Parque Nacional de Ankarana, uma maravilha natural
Ankarana fica no extremo norte de Madagáscar, a duas ou três horas da capital regional, Diego Suarez. É um dos Parques Nacionais mais interessantes do país, até porque permite uma visita especialmente tranquila e uma boa aproximação à fauna local. Aqui não há o risco de se ter de partilhar os trilhos com dezenas de turistas que chegam em autocarros, como acontece em Isalo ou Ranomafana, os Parques que fazem parte de todos os pacotes de viagem vendidos na Europa.
À semelhança de outros países africanos, é a natureza que atrai a maior parte dos visitantes, sobrepondo-se à gente fantástica, às praias paradisíacas e mesmo às estâncias hoteleiras de acesso restrito, em avião privado, diretamente do aeroporto da capital. Mas a ideia que temos da ilha, coberta por uma selva luxuriante que esconde espécies únicas, como os lémures, está longe da realidade. Basta uma viagem de autocarro pela estrada principal que atravessa o país de norte a sul, para ser evidente que as áreas onde a natureza continua relativamente intacta já estão muito espaçadas entre si, separadas por quilómetros e quilómetros de solo árido, desbastado para plantar arroz e apascentar manadas de vacas.

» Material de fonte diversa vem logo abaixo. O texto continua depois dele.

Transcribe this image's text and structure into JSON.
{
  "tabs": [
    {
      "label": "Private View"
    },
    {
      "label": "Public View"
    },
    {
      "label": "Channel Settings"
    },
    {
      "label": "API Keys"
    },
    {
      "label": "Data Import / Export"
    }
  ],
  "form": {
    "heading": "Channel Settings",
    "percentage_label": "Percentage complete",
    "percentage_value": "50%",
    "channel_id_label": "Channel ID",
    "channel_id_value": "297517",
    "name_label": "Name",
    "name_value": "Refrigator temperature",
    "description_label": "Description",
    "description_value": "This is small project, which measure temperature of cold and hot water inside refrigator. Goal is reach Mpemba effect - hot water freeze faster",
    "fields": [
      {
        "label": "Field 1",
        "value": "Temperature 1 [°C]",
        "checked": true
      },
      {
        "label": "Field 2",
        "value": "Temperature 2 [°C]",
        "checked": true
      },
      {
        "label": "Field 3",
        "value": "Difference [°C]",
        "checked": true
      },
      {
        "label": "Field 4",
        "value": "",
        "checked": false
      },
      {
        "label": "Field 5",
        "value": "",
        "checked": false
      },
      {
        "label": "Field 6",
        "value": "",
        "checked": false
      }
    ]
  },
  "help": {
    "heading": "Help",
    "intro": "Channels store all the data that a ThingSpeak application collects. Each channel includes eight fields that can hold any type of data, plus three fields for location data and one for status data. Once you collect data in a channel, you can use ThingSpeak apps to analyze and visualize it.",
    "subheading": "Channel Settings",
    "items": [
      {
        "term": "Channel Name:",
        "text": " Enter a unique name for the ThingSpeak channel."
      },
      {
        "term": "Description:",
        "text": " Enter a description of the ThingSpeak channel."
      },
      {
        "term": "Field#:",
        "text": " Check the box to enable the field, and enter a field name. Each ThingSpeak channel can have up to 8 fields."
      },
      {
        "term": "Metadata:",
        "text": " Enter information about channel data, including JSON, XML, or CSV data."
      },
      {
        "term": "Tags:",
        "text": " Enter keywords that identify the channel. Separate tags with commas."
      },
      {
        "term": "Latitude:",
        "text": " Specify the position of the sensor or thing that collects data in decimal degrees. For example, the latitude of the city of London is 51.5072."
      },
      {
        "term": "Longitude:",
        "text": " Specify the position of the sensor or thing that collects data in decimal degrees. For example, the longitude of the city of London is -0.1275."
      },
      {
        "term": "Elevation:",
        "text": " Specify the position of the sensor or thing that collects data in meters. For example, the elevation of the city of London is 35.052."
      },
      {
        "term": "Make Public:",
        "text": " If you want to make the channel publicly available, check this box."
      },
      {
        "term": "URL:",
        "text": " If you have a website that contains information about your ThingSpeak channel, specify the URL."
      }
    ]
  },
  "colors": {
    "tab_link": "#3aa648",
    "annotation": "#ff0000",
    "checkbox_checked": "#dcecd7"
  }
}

Apesar de tudo, ainda existem aqui mais de duzentas mil espécies de animais, que vivem na floresta tropical, nas montanhas do centro, nos desertos e mangais do sul do território. A ilha separou-se completamente do continente na mesma época em que se extinguiram os dinossauros, mas nos dias de hoje, só entre as espécies animais endémicas contam-se milhares de insetos, sapos, répteis, cinco famílias de aves e cerca de duzentos mamíferos, incluindo os lémures, que já se tornaram a imagem de marca de Madagáscar. Também a flora é constituída em quase 90% por endemismos, e em vários pontos da ilha há ainda um fenómeno natural resultante da corrosão de rochas calcárias pela água da chuva: os tsingy, áreas de relevo cárstico que aqui são extensas e espetaculares.

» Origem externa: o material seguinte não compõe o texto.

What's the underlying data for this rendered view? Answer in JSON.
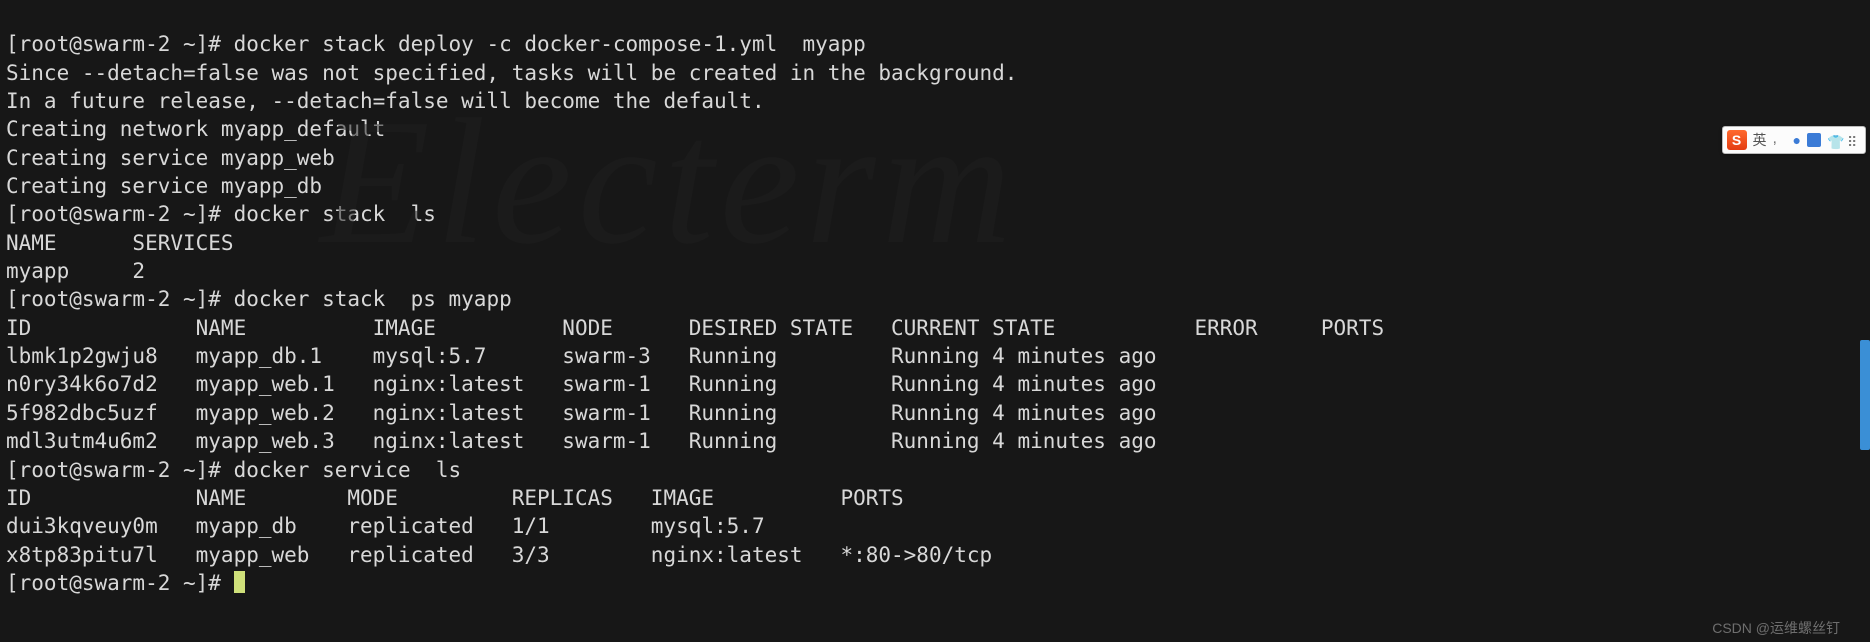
{
  "watermark_bg": "Electerm",
  "csdn_watermark": "CSDN @运维螺丝钉",
  "ime": {
    "s": "S",
    "lang": "英",
    "comma": ",",
    "mic": "●",
    "kbd": "▦",
    "shirt": "▼",
    "grid": "⁞⁞"
  },
  "prompt": "[root@swarm-2 ~]# ",
  "cmd1": "docker stack deploy -c docker-compose-1.yml  myapp",
  "out1_l1": "Since --detach=false was not specified, tasks will be created in the background.",
  "out1_l2": "In a future release, --detach=false will become the default.",
  "out1_l3": "Creating network myapp_default",
  "out1_l4": "Creating service myapp_web",
  "out1_l5": "Creating service myapp_db",
  "cmd2": "docker stack  ls",
  "stack_ls_header": "NAME      SERVICES",
  "stack_ls_row": "myapp     2",
  "cmd3": "docker stack  ps myapp",
  "ps_header": "ID             NAME          IMAGE          NODE      DESIRED STATE   CURRENT STATE           ERROR     PORTS",
  "ps_r1": "lbmk1p2gwju8   myapp_db.1    mysql:5.7      swarm-3   Running         Running 4 minutes ago             ",
  "ps_r2": "n0ry34k6o7d2   myapp_web.1   nginx:latest   swarm-1   Running         Running 4 minutes ago             ",
  "ps_r3": "5f982dbc5uzf   myapp_web.2   nginx:latest   swarm-1   Running         Running 4 minutes ago             ",
  "ps_r4": "mdl3utm4u6m2   myapp_web.3   nginx:latest   swarm-1   Running         Running 4 minutes ago             ",
  "cmd4": "docker service  ls",
  "svc_header": "ID             NAME        MODE         REPLICAS   IMAGE          PORTS",
  "svc_r1": "dui3kqveuy0m   myapp_db    replicated   1/1        mysql:5.7      ",
  "svc_r2": "x8tp83pitu7l   myapp_web   replicated   3/3        nginx:latest   *:80->80/tcp",
  "prompt_last": "[root@swarm-2 ~]# ",
  "chart_data": {
    "type": "table",
    "tables": [
      {
        "title": "docker stack ls",
        "columns": [
          "NAME",
          "SERVICES"
        ],
        "rows": [
          [
            "myapp",
            "2"
          ]
        ]
      },
      {
        "title": "docker stack ps myapp",
        "columns": [
          "ID",
          "NAME",
          "IMAGE",
          "NODE",
          "DESIRED STATE",
          "CURRENT STATE",
          "ERROR",
          "PORTS"
        ],
        "rows": [
          [
            "lbmk1p2gwju8",
            "myapp_db.1",
            "mysql:5.7",
            "swarm-3",
            "Running",
            "Running 4 minutes ago",
            "",
            ""
          ],
          [
            "n0ry34k6o7d2",
            "myapp_web.1",
            "nginx:latest",
            "swarm-1",
            "Running",
            "Running 4 minutes ago",
            "",
            ""
          ],
          [
            "5f982dbc5uzf",
            "myapp_web.2",
            "nginx:latest",
            "swarm-1",
            "Running",
            "Running 4 minutes ago",
            "",
            ""
          ],
          [
            "mdl3utm4u6m2",
            "myapp_web.3",
            "nginx:latest",
            "swarm-1",
            "Running",
            "Running 4 minutes ago",
            "",
            ""
          ]
        ]
      },
      {
        "title": "docker service ls",
        "columns": [
          "ID",
          "NAME",
          "MODE",
          "REPLICAS",
          "IMAGE",
          "PORTS"
        ],
        "rows": [
          [
            "dui3kqveuy0m",
            "myapp_db",
            "replicated",
            "1/1",
            "mysql:5.7",
            ""
          ],
          [
            "x8tp83pitu7l",
            "myapp_web",
            "replicated",
            "3/3",
            "nginx:latest",
            "*:80->80/tcp"
          ]
        ]
      }
    ]
  }
}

Em Ankarana, tal como nos outros parques, paga-se obrigatoriamente o bilhete de entrada e um guia, de acordo com o tempo de serviço e a ordem de chegada. Todos falam francês, a língua mais usada no país logo a seguir ao malgaxe. Foi-me atribuído Fortuné, um jovem pouco sorridente que me mostrou um mapa com os percursos e me perguntou qual deles me interessava. Escolhi o mais longo, que penetrava bem dentro da floresta, o que não deixou muito satisfeito. Mas eu queria mesmo ver o Lac Vert, um lago verde escavado no meio do tsingy, nem que para isso tivesse de atravessar a reserva toda. E não me arrependi.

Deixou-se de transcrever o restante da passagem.